Die durch diesen neuen öffentlichen Verbindungsweg entbehrlich gewordenen Teile des alten öffentlichen Weges werden durch einen Gemeinderatsbeschluß gesondert aufgelassen.
§6
Die Verordnung tritt mit dem darauffolgenden Tage der Kundmachung in Kraft."
2. Die Beschwerdeführer erhoben gegen den Gemeinderatsbeschluß mit einem beim Gemeindeamt eingebrachten Schriftsatz vom 14. November 1975 Vorstellung an die Ktn. Landesregierung, in der sie beantragten, "die angefochtene Verordnung ... wegen Verfassungs- und Gesetzwidrigkeit durch Verordnung der Landesregierung bzw. soweit in der Öffentlicherklärung ein Bescheid enthalten ist, durch Bescheid aufzuheben".

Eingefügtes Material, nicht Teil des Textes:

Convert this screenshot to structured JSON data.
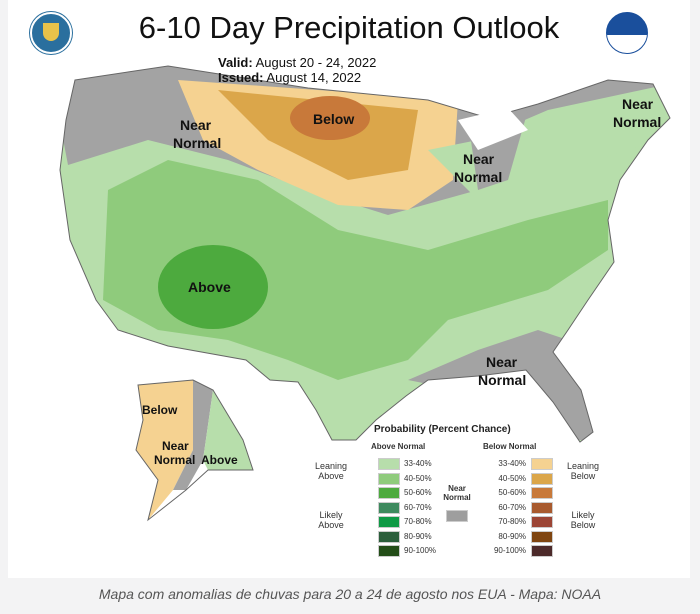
{
  "title": "6-10 Day Precipitation Outlook",
  "valid_label": "Valid:",
  "valid": "August 20 - 24, 2022",
  "issued_label": "Issued:",
  "issued": "August 14, 2022",
  "map_labels": {
    "below": "Below",
    "near_nw": "Near Normal",
    "near_ne": "Near Normal",
    "near_lakes": "Near Normal",
    "near_se": "Near Normal",
    "above": "Above",
    "ak_below": "Below",
    "ak_near": "Near Normal",
    "ak_above": "Above"
  },
  "legend": {
    "title": "Probability (Percent Chance)",
    "above_header": "Above Normal",
    "below_header": "Below Normal",
    "leaning_above": "Leaning Above",
    "likely_above": "Likely Above",
    "leaning_below": "Leaning Below",
    "likely_below": "Likely Below",
    "near_normal": "Near Normal",
    "near_color": "#9e9e9e",
    "ranges": [
      "33-40%",
      "40-50%",
      "50-60%",
      "60-70%",
      "70-80%",
      "80-90%",
      "90-100%"
    ],
    "above_colors": [
      "#b7deab",
      "#8fcb7c",
      "#4daa3e",
      "#3e8a5e",
      "#0f9a45",
      "#2b5e3b",
      "#234d18"
    ],
    "below_colors": [
      "#f5d291",
      "#dba64a",
      "#c8793a",
      "#a85a2e",
      "#9c4535",
      "#7f4510",
      "#4c2a2a"
    ]
  },
  "caption": "Mapa com anomalias de chuvas para 20 a 24 de agosto nos EUA - Mapa: NOAA"
}
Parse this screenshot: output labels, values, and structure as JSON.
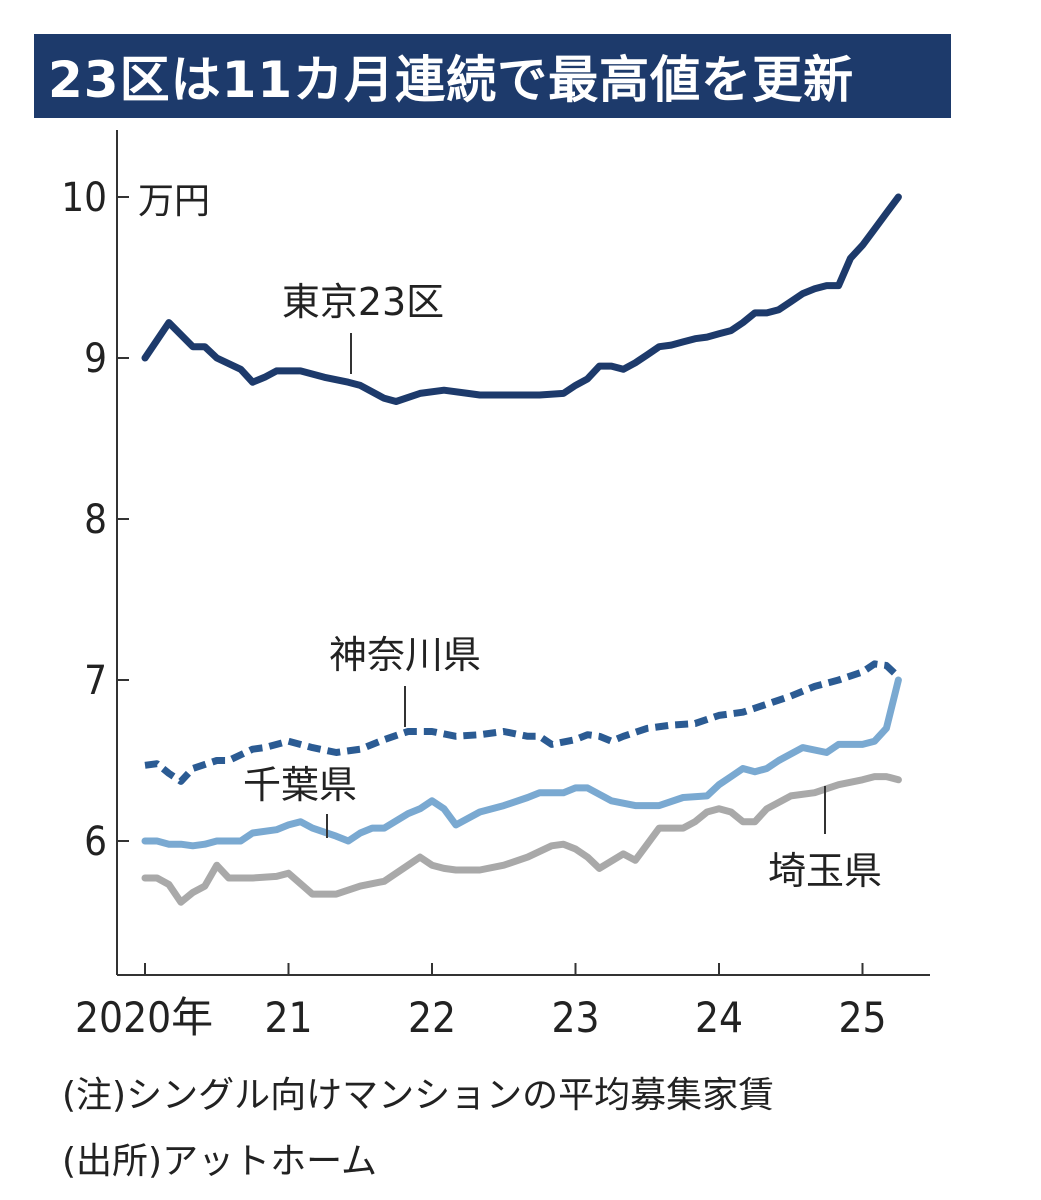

Weiters erhoben die Beschwerdeführer gegen den Gemeinderatsbeschluß (sowie gegen ein im gegebenen Zusammenhang nicht interessierendes Schreiben des Bürgermeisters der Marktgemeinde Hüttenberg) eine auf Art144 B-VG gestützte Beschwerde an den VfGH in der sie den Standpunkt vertraten, daß sich der Gemeinderat hinsichtlich der Öffentlicherklärung mißbräuchlich der Verordnungsform bedient habe, um die tatsächlich vorliegende Erlassung eines Bescheides zu verschleiern.
Der VfGH wies diese Beschwerde mit dem Beschluß vom 12. Juni 1976, B450/75, zurück, aus dessen Begründung (auf die im einzelnen verwiesen wird) folgendes hervorzuheben ist: Es bestehe kein Anlaß, die Frage nach der Rechtsnatur des Gemeinderatsbeschlusses zu beantworten. Beurteilte man den Beschluß dem gesamten Inhalt nach als Verordnung, so fehlte den Beschwerdeführern nach der damals geltenden Verfassungsrechtslage (Art139 B-VG idF vor dem Inkrafttreten der B-VG-Novelle BGBl. 302/1975) die Legitimation zur Anfechtung. Folgte man hingegen der Meinung der Beschwerdeführer, es liege hinsichtlich der Öffentlicherklärung ihnen gegenüber ein Bescheid vor, so sei der Instanzenzug nicht erschöpft.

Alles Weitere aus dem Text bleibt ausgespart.